McIntyre has written thousands of articles for 24/7 Wall St. He is an expert on corporate finance, the automotive industry, media companies and international finance. He has edited articles on national demographics, sports, personal income and travel.

His work has been quoted or mentioned in The New York Times, The Wall Street Journal, Los Angeles Times, The Washington Post, NBC News, Time, The New Yorker, HuffPost USA Today, Business Insider, Yahoo, AOL, MarketWatch, The Atlantic, Bloomberg, New York Post, Chicago Tribune, Forbes, The Guardian and many other major publications. McIntyre has been a guest on CNBC, the BBC and television and radio stations across the country.

A magna cum laude graduate of Harvard College, McIntyre also was president of The Harvard Advocate.
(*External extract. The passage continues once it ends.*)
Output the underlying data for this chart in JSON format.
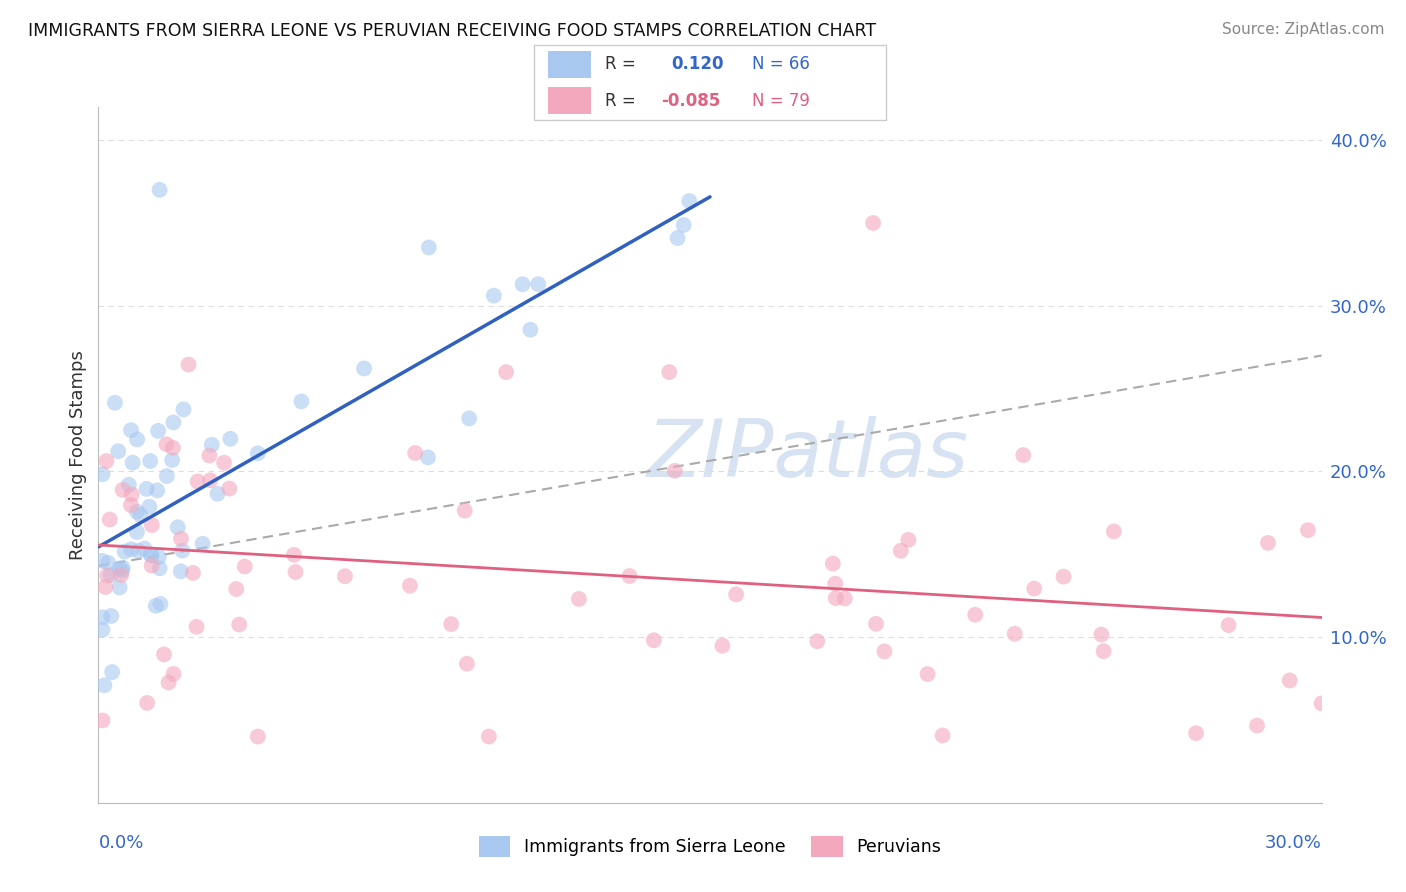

Founded in 1866, the Advocate is the oldest college publication in the United States.

TheStreet.com, Comps.com and Edgar Online are some of the public companies for which McIntyre served on the board of directors. He was a Vicinity Corporation board member when the company was sold to Microsoft in 2002. He served on the audit committees of some of these companies.

McIntyre has been the CEO of FutureSource, a provider of trading terminals and news to commodities and futures traders. He was president of Switchboard, the online phone directory company. He served as chairman and CEO of On2 Technologies, the video compression company that provided video compression software for Adobe’s Flash. Google bought On2 in 2009.